Your Friday Daily News Digest

by Neal Rogers

July 7, 2017

In today’s Daily News Digest: Kittel takes second sprint victory of Tour de France, again ahead of Démare; Sheyla Gutierrez fastest of the break after an action-packed Stage 7 at Giro Rosa; Astana’s Lopez wins summit finish at Tour of Austria as Denifl moves into GC lead; Ruth Winder in yellow after solo victory on opening stage of Tour de Feminin; Valcar PBM rider Claudia Cretti involved in serious incident at Giro Rosa Stage 7; Cavendish receiving online abuse after Sagan’s expulsion from Tour de France; CAS rejects Bora-Hansgrohe’s appeal against Sagan’s Tour de France disqualification; Video: GoPro’s Tour de France Stage 6 highlights; Video: Taylor Phinney, on Alberto Contador’s pink whistle at the Tour de France; Video: In a first, bomb-sniffing dogs are deployed at the Tour de France; Video: Tour de France organizers implement system to empty septic tanks from team buses at every start and finish; Video: British cyclist David Smith faced a third life-threatening surgery in six years; Video: Raccoon pedals a tricycle.

CAS rejects Bora-Hansgrohe’s appeal against Sagan’s Tour de France disqualification

by VeloClub

Issuing its ruling two days after the Bora-hansgrohe team appealed Peter Sagan’s disqualification from the Tour de France, the Court of Arbitration for Sport has rejected the action.It announced the ruling on Thursday afternoon, hours after the team told CyclingTips that it had lodged such an appeal.

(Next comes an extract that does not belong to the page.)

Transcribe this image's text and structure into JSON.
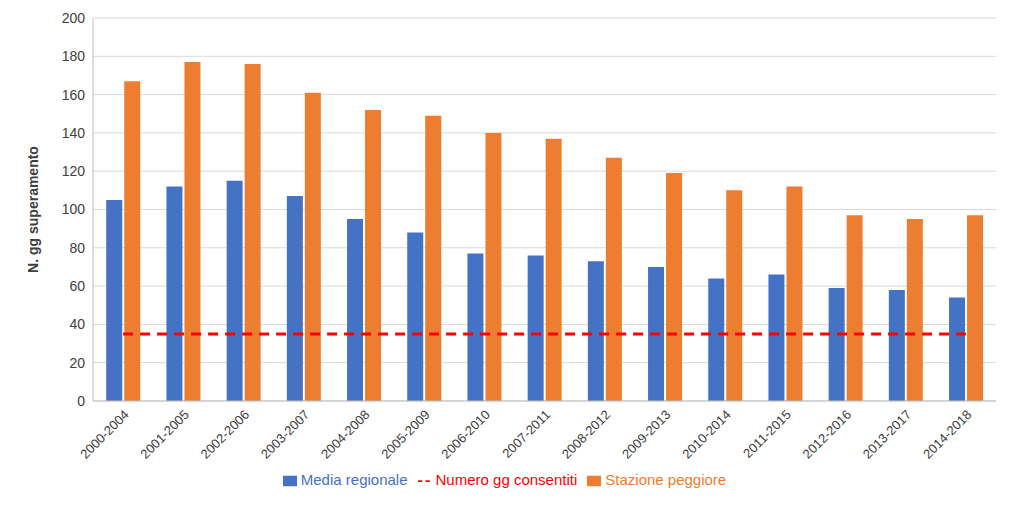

“The Court of Arbitration of Sport (CAS) issued a decision rejecting an urgent request for provisional measures filed by the Slovak cyclist Peter Sagan and the Denk Pro Cycling team in the afternoon of 5 July 2017,” it said in a brief release. “The rider and team appealed the exclusion of the rider by the UCI Commissaires Panel on 4 July 2017 following an incident during the sprint phase at the end of the 4th stage of the 2017 Tour de France (Mondorf-les-Bains to Vittel). Accordingly, Peter Sagan remains disqualified from the 2017 Tour de France.”

Asked if any decision against the Tour jury was purely symbolic, team press officer Ralph Scherzer disagreed. Indeed, he floated the possibility that the rider could be reinstated, even though he would have missed at least two stages of the race.

“I have no idea what will happen if the CAS says the decision was wrong because there were formal mistakes or anything. Because then it would mean that Peter is allowed to race,” he said. “But how to put him in the race again…I have no idea. You would need to ask the UCI or lawyers or whatever. But officially [after such a decision], then he would be allowed to race.”

Following the CAS decision, this now will not happen. However it is possible the team may take alternative legal routes, seeking financial compensation in the courts for the rider’s exclusion from the race.